The Conservative MP for East Wiltshire told the committee that this aspect of the bill “was not a trivial detail” and was presented to both MPs and the public as the central piece of safeguarding.

Kruger said that there were 60 MPs “who have cited the traditional safeguard as a reason for supporting the bill.”

“It was always presented as—if not a very significant aspect of the safeguarding regime—the most significant because it was the one that enabled people to argue that this was the strongest bill in the world, because members have said other regimes do not have a judicial element to them,” he said.

‘Weird Creature’

“This is a very, very substantial change to the bill presented and voted for at second reading,” Kruger said, arguing that there has not been sufficient evidence presented in favour of the proposed changes and that such fundamental alterations of the bill should be made at report stage, in front of the whole House of Commons.

He also said that the proposed multidisciplinary panel was being introduced at the wrong stage of the process and should instead come earlier, with a focus on assessment.
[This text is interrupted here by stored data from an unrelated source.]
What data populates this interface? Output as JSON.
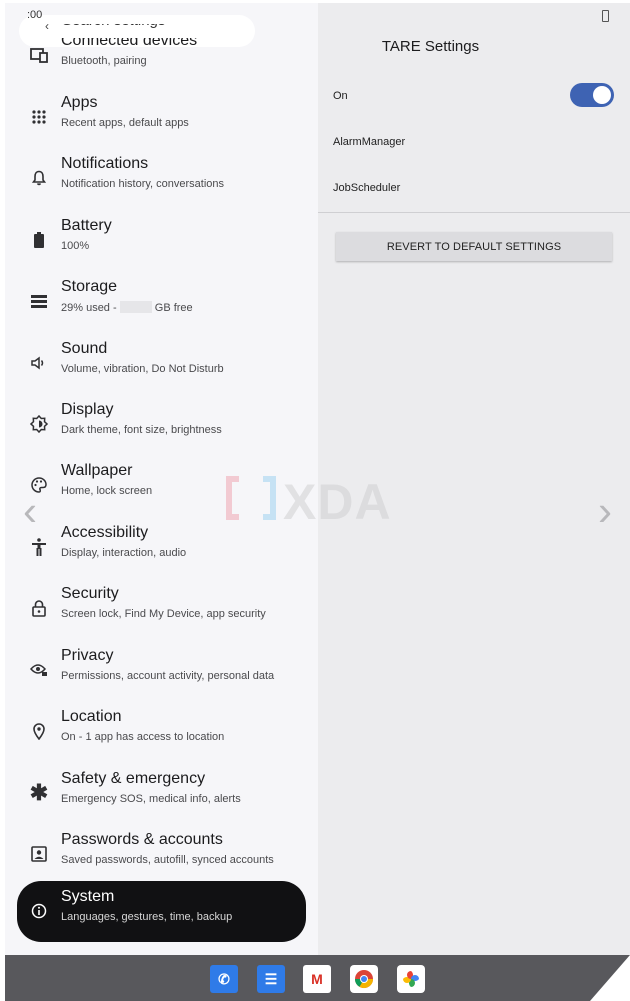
{
  "status": {
    "time": ":00"
  },
  "search": {
    "label": "Search settings"
  },
  "settings_list": [
    {
      "title": "Connected devices",
      "subtitle": "Bluetooth, pairing",
      "icon": "devices-icon"
    },
    {
      "title": "Apps",
      "subtitle": "Recent apps, default apps",
      "icon": "apps-grid-icon"
    },
    {
      "title": "Notifications",
      "subtitle": "Notification history, conversations",
      "icon": "bell-icon"
    },
    {
      "title": "Battery",
      "subtitle": "100%",
      "icon": "battery-icon"
    },
    {
      "title": "Storage",
      "subtitle_prefix": "29% used - ",
      "subtitle_suffix": "GB free",
      "icon": "storage-icon"
    },
    {
      "title": "Sound",
      "subtitle": "Volume, vibration, Do Not Disturb",
      "icon": "speaker-icon"
    },
    {
      "title": "Display",
      "subtitle": "Dark theme, font size, brightness",
      "icon": "brightness-icon"
    },
    {
      "title": "Wallpaper",
      "subtitle": "Home, lock screen",
      "icon": "palette-icon"
    },
    {
      "title": "Accessibility",
      "subtitle": "Display, interaction, audio",
      "icon": "accessibility-icon"
    },
    {
      "title": "Security",
      "subtitle": "Screen lock, Find My Device, app security",
      "icon": "lock-icon"
    },
    {
      "title": "Privacy",
      "subtitle": "Permissions, account activity, personal data",
      "icon": "eye-lock-icon"
    },
    {
      "title": "Location",
      "subtitle": "On - 1 app has access to location",
      "icon": "location-pin-icon"
    },
    {
      "title": "Safety & emergency",
      "subtitle": "Emergency SOS, medical info, alerts",
      "icon": "asterisk-icon"
    },
    {
      "title": "Passwords & accounts",
      "subtitle": "Saved passwords, autofill, synced accounts",
      "icon": "account-box-icon"
    },
    {
      "title": "System",
      "subtitle": "Languages, gestures, time, backup",
      "icon": "info-icon",
      "selected": true
    }
  ],
  "tare": {
    "title": "TARE Settings",
    "on_label": "On",
    "toggle_on": true,
    "alarm_manager": "AlarmManager",
    "job_scheduler": "JobScheduler",
    "revert_button": "REVERT TO DEFAULT SETTINGS"
  },
  "watermark": {
    "text": "XDA"
  },
  "dock_apps": [
    "phone-app-icon",
    "messages-app-icon",
    "gmail-app-icon",
    "chrome-app-icon",
    "photos-app-icon"
  ],
  "colors": {
    "accent": "#3e63b3",
    "selected_bg": "#111113",
    "dock_bg": "#58585c"
  }
}
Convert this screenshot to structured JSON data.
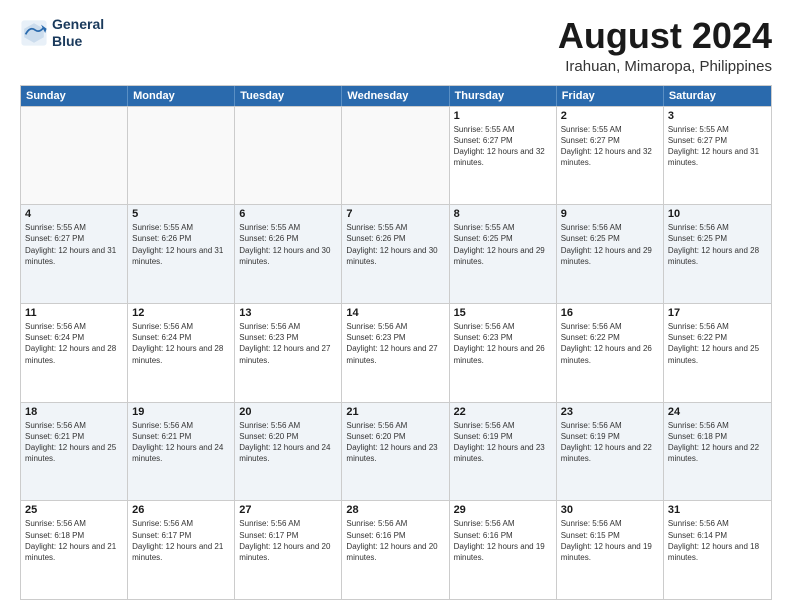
{
  "app": {
    "logo_line1": "General",
    "logo_line2": "Blue"
  },
  "header": {
    "title": "August 2024",
    "subtitle": "Irahuan, Mimaropa, Philippines"
  },
  "calendar": {
    "days_of_week": [
      "Sunday",
      "Monday",
      "Tuesday",
      "Wednesday",
      "Thursday",
      "Friday",
      "Saturday"
    ],
    "weeks": [
      [
        {
          "day": "",
          "empty": true
        },
        {
          "day": "",
          "empty": true
        },
        {
          "day": "",
          "empty": true
        },
        {
          "day": "",
          "empty": true
        },
        {
          "day": "1",
          "sunrise": "5:55 AM",
          "sunset": "6:27 PM",
          "daylight": "12 hours and 32 minutes."
        },
        {
          "day": "2",
          "sunrise": "5:55 AM",
          "sunset": "6:27 PM",
          "daylight": "12 hours and 32 minutes."
        },
        {
          "day": "3",
          "sunrise": "5:55 AM",
          "sunset": "6:27 PM",
          "daylight": "12 hours and 31 minutes."
        }
      ],
      [
        {
          "day": "4",
          "sunrise": "5:55 AM",
          "sunset": "6:27 PM",
          "daylight": "12 hours and 31 minutes."
        },
        {
          "day": "5",
          "sunrise": "5:55 AM",
          "sunset": "6:26 PM",
          "daylight": "12 hours and 31 minutes."
        },
        {
          "day": "6",
          "sunrise": "5:55 AM",
          "sunset": "6:26 PM",
          "daylight": "12 hours and 30 minutes."
        },
        {
          "day": "7",
          "sunrise": "5:55 AM",
          "sunset": "6:26 PM",
          "daylight": "12 hours and 30 minutes."
        },
        {
          "day": "8",
          "sunrise": "5:55 AM",
          "sunset": "6:25 PM",
          "daylight": "12 hours and 29 minutes."
        },
        {
          "day": "9",
          "sunrise": "5:56 AM",
          "sunset": "6:25 PM",
          "daylight": "12 hours and 29 minutes."
        },
        {
          "day": "10",
          "sunrise": "5:56 AM",
          "sunset": "6:25 PM",
          "daylight": "12 hours and 28 minutes."
        }
      ],
      [
        {
          "day": "11",
          "sunrise": "5:56 AM",
          "sunset": "6:24 PM",
          "daylight": "12 hours and 28 minutes."
        },
        {
          "day": "12",
          "sunrise": "5:56 AM",
          "sunset": "6:24 PM",
          "daylight": "12 hours and 28 minutes."
        },
        {
          "day": "13",
          "sunrise": "5:56 AM",
          "sunset": "6:23 PM",
          "daylight": "12 hours and 27 minutes."
        },
        {
          "day": "14",
          "sunrise": "5:56 AM",
          "sunset": "6:23 PM",
          "daylight": "12 hours and 27 minutes."
        },
        {
          "day": "15",
          "sunrise": "5:56 AM",
          "sunset": "6:23 PM",
          "daylight": "12 hours and 26 minutes."
        },
        {
          "day": "16",
          "sunrise": "5:56 AM",
          "sunset": "6:22 PM",
          "daylight": "12 hours and 26 minutes."
        },
        {
          "day": "17",
          "sunrise": "5:56 AM",
          "sunset": "6:22 PM",
          "daylight": "12 hours and 25 minutes."
        }
      ],
      [
        {
          "day": "18",
          "sunrise": "5:56 AM",
          "sunset": "6:21 PM",
          "daylight": "12 hours and 25 minutes."
        },
        {
          "day": "19",
          "sunrise": "5:56 AM",
          "sunset": "6:21 PM",
          "daylight": "12 hours and 24 minutes."
        },
        {
          "day": "20",
          "sunrise": "5:56 AM",
          "sunset": "6:20 PM",
          "daylight": "12 hours and 24 minutes."
        },
        {
          "day": "21",
          "sunrise": "5:56 AM",
          "sunset": "6:20 PM",
          "daylight": "12 hours and 23 minutes."
        },
        {
          "day": "22",
          "sunrise": "5:56 AM",
          "sunset": "6:19 PM",
          "daylight": "12 hours and 23 minutes."
        },
        {
          "day": "23",
          "sunrise": "5:56 AM",
          "sunset": "6:19 PM",
          "daylight": "12 hours and 22 minutes."
        },
        {
          "day": "24",
          "sunrise": "5:56 AM",
          "sunset": "6:18 PM",
          "daylight": "12 hours and 22 minutes."
        }
      ],
      [
        {
          "day": "25",
          "sunrise": "5:56 AM",
          "sunset": "6:18 PM",
          "daylight": "12 hours and 21 minutes."
        },
        {
          "day": "26",
          "sunrise": "5:56 AM",
          "sunset": "6:17 PM",
          "daylight": "12 hours and 21 minutes."
        },
        {
          "day": "27",
          "sunrise": "5:56 AM",
          "sunset": "6:17 PM",
          "daylight": "12 hours and 20 minutes."
        },
        {
          "day": "28",
          "sunrise": "5:56 AM",
          "sunset": "6:16 PM",
          "daylight": "12 hours and 20 minutes."
        },
        {
          "day": "29",
          "sunrise": "5:56 AM",
          "sunset": "6:16 PM",
          "daylight": "12 hours and 19 minutes."
        },
        {
          "day": "30",
          "sunrise": "5:56 AM",
          "sunset": "6:15 PM",
          "daylight": "12 hours and 19 minutes."
        },
        {
          "day": "31",
          "sunrise": "5:56 AM",
          "sunset": "6:14 PM",
          "daylight": "12 hours and 18 minutes."
        }
      ]
    ]
  }
}
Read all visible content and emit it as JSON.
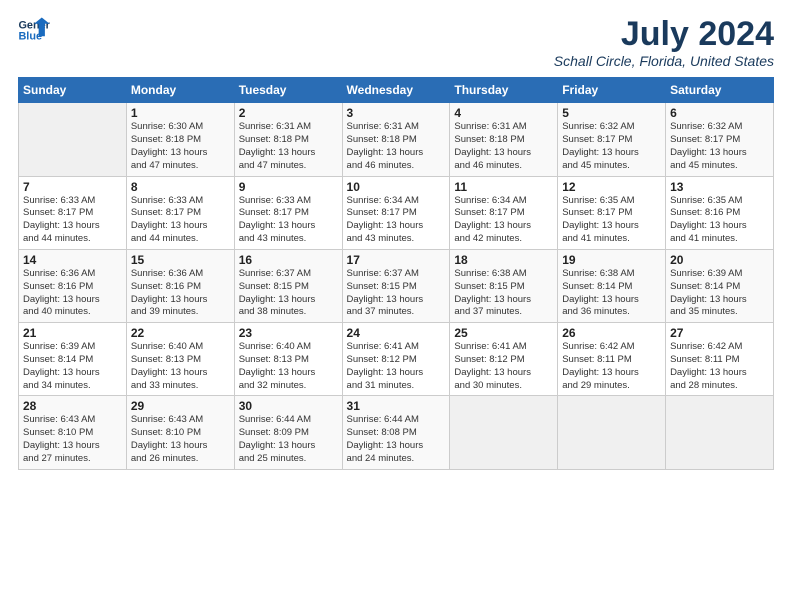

Additionally, while the panel would include a psychiatrist, there was no requirement for a medical doctor specialising in the applicant’s condition to be present.

Kruger said: “This bill has neither the powers nor the safeguards, nor the accountability nor the independence of a tribunal, let alone of a court. And as [Leadbeater] has candidly said, it’s not a judicial entity in any sense.

“It’s a weird creature, neither one thing nor the other; a quasi multi-disciplinary team at the wrong stage in the process for the wrong purpose.”

Danny Kruger MP arriving at 10 Downing Street, London, on March 27, 2023. (Yui Mok/PA Media)
Danny Kruger MP arriving at 10 Downing Street, London, on March 27, 2023. Yui Mok/PA Media

Leadbeater said that the committee had heard evidence “from a range of different professionals,” including legal and medical, and defended the influence that input from specialists had had on the design of her proposed changes.

She said that the panel “strengthens the bill by adding more and varied expertise to the decision making process with judicial oversight,” adding that there would need to be unanimous decision by the commission for applications to be granted.

“This bill is already the strongest of its kind anywhere in the world, and with these proposed amendments, it will be made even more robust,” the Labour MP for Spen Valley said.

‘Dangerous Bill’

My Death, My Decision said the move was a “welcome step forward,” with director Claire Macdonald saying, “We support the move towards a specialist panel that can provide expertise and fairness in assisted dying decisions.”

However, the spokesperson for Right To Life UK, Catherine Robinson, said in a statement: “Despite a major backlash, Leadbeater has now astonishingly gone ahead and scrapped this centrepiece safeguard in her Bill. She has removed the very provision that 60 MPs identified as a key reason for their support at Second Reading.”

“This dangerous Bill would place thousands of vulnerable people at risk in the coming years if it is passed. Just 28 MPs changing their stance to oppose the Bill would ensure it is defeated at Third Reading. We must now see this Bill defeated,” Robinson said.